Ramallah - PNN
Today is the International Right to Know Day, initiated by the Freedom of Information Advocates Network (FOIAnet) – which MADA joined last year – to mark the importance of the right to information through various activities and events worldwide.
The director of the Palestinian Center for Development and Media Freedoms (MADA), Mousa Rimawi, declared that the adoption of a Right to Information Law in Palestine is of the utmost importance for the benefice of the media and the community at large. Such a law has already been adopted by more than a hundred countries around the globe. The moment has come for the State of Palestine to join that trend, all the more that it has recently signed 15 international agreements and human rights conventions and that the current Palestinian leadership intends to join more of them in the near future in the face of the stalemate of the "Peace process" due to the Israeli intransigence and persistent refusal to abide by international law.

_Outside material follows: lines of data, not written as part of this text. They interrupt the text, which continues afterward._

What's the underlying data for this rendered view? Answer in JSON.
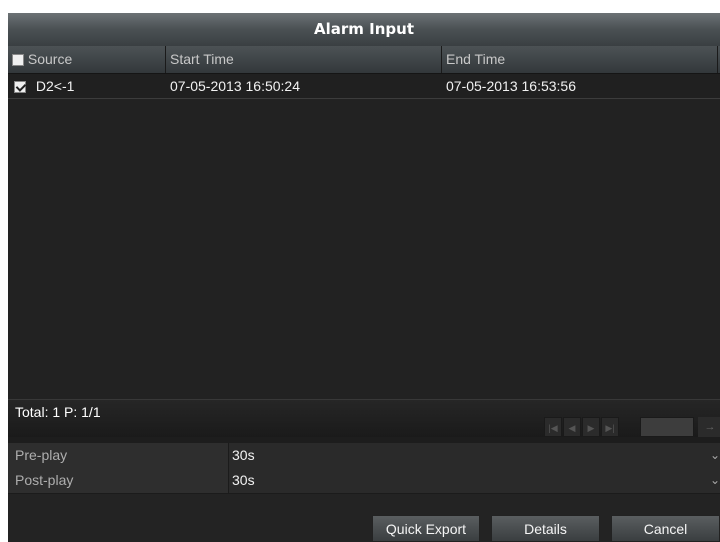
{
  "dialog": {
    "title": "Alarm Input"
  },
  "table": {
    "headers": {
      "source": "Source",
      "start": "Start Time",
      "end": "End Time"
    },
    "rows": [
      {
        "source": "D2<-1",
        "start": "07-05-2013 16:50:24",
        "end": "07-05-2013 16:53:56",
        "checked": true
      }
    ]
  },
  "footer": {
    "total": "Total: 1  P: 1/1",
    "pager_icons": [
      "first-page-icon",
      "prev-page-icon",
      "next-page-icon",
      "last-page-icon",
      "go-arrow-icon"
    ]
  },
  "settings": {
    "preplay": {
      "label": "Pre-play",
      "value": "30s"
    },
    "postplay": {
      "label": "Post-play",
      "value": "30s"
    }
  },
  "buttons": {
    "quick_export": "Quick Export",
    "details": "Details",
    "cancel": "Cancel"
  }
}
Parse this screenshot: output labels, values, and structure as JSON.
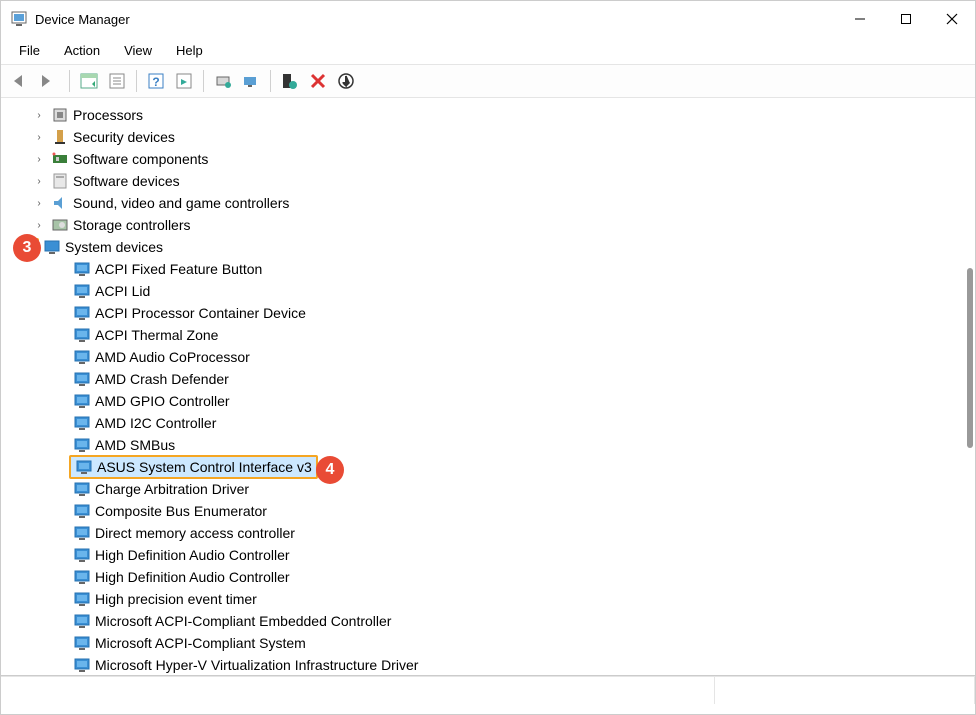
{
  "window": {
    "title": "Device Manager"
  },
  "menu": {
    "file": "File",
    "action": "Action",
    "view": "View",
    "help": "Help"
  },
  "categories": [
    {
      "label": "Processors",
      "icon": "cpu"
    },
    {
      "label": "Security devices",
      "icon": "security"
    },
    {
      "label": "Software components",
      "icon": "component"
    },
    {
      "label": "Software devices",
      "icon": "software"
    },
    {
      "label": "Sound, video and game controllers",
      "icon": "sound"
    },
    {
      "label": "Storage controllers",
      "icon": "storage"
    },
    {
      "label": "System devices",
      "icon": "system",
      "expanded": true
    }
  ],
  "system_devices": [
    "ACPI Fixed Feature Button",
    "ACPI Lid",
    "ACPI Processor Container Device",
    "ACPI Thermal Zone",
    "AMD Audio CoProcessor",
    "AMD Crash Defender",
    "AMD GPIO Controller",
    "AMD I2C Controller",
    "AMD SMBus",
    "ASUS System Control Interface v3",
    "Charge Arbitration Driver",
    "Composite Bus Enumerator",
    "Direct memory access controller",
    "High Definition Audio Controller",
    "High Definition Audio Controller",
    "High precision event timer",
    "Microsoft ACPI-Compliant Embedded Controller",
    "Microsoft ACPI-Compliant System",
    "Microsoft Hyper-V Virtualization Infrastructure Driver"
  ],
  "callouts": {
    "expand": "3",
    "highlight": "4"
  },
  "highlighted_index": 9
}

Rimawi added that last-ditch efforts must be made to complete a long process of drafting and advocating a new Access to Information law in which MADA played a leading role. MADA, in cooperation with the Geneva Centre, hold several meetings with journalists, civil society organizations and governmental bodies to discuss extensively the draft law, which was subsequently handed over to Professor Fawaz Abu Zer, Deputy Secretary General of the Council of Minister in charge of Legal Affairs. The draft was also assessed by the Centre for Law and Democracy in Canada and Article 19 Foundation in Britain. Besides, MADA carried out an intensive media campaigns to raise awareness on the importance of the law.
MADA then participated in a committee formed by the Anti-Corruption Commission and the General Secretariat of the Council of Ministers to discuss and amend the draft. A new text was handed over by the head of the Anti-Corruption Commission Mr. Rafik Natsheh to the Prime Minister Dr. Rami Hamdallah last December, and then put under discussion during two workshops organized by MADA and the Media Development Center of Birzeit University, one in Birzeit and one in Gaza. Some observations and recommendations to improve the draft stemming from these workshops were integrated in the final version of the draft which is now in the hands of the Cabinet.
In addition, MADA joined a petition launched by Article 19 and signed by dozens of regional and international institutions urging the Secretary General of the United Nations to highlight the importance of the right to information, free media, and the protection of civil society organizations' ability to organize and engage in his upcoming stocktaking report on the Sustainable Development Goals to the General Assembly.
Rimawi asserted that MADA will pursue its efforts with all its partners to create a healthy legal environment for the media in Palestine, which is desperately needed to allow media workers perform their role in the appropriate conditions.